Google denies using the information it collected and, if the company is telling the truth, then only data from unencrypted networks was intercepted anyway, so you have less to worry about if your home wireless network is password-protected. (It's still not totally clear whether only router MAC addresses were collected. Google said it collected the information for devices "like a WiFi router.") Whether it did or did not collect or use this information isn't clear, but Google, like many of its competitors, has a strong incentive to get this kind of location data.
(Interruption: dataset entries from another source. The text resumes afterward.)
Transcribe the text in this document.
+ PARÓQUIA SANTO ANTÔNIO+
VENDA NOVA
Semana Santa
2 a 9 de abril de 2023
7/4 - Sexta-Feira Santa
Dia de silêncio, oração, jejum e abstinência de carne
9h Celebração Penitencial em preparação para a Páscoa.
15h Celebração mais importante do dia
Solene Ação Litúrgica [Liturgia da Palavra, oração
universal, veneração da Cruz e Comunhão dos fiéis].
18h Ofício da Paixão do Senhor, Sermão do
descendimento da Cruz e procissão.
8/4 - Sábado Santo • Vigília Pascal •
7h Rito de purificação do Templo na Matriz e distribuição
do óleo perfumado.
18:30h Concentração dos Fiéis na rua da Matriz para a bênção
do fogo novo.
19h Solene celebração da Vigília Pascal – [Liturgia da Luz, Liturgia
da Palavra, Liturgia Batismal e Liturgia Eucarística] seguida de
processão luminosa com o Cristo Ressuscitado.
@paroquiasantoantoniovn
[Update: According to the third-party
report Google commissioned, the Street View vans collected "all available MAC
addresses" regardless of whether or not the wireless network they were on was encrypted. Google did, however, discard the "user-created
content, such as e-mails or file transfers, or evidence of user activity, such as Internet
browsing" transferred over encrypted networks. In a response to this post, Cameron clarified some issues and pointed out what he says are contradictions in what Google has said.]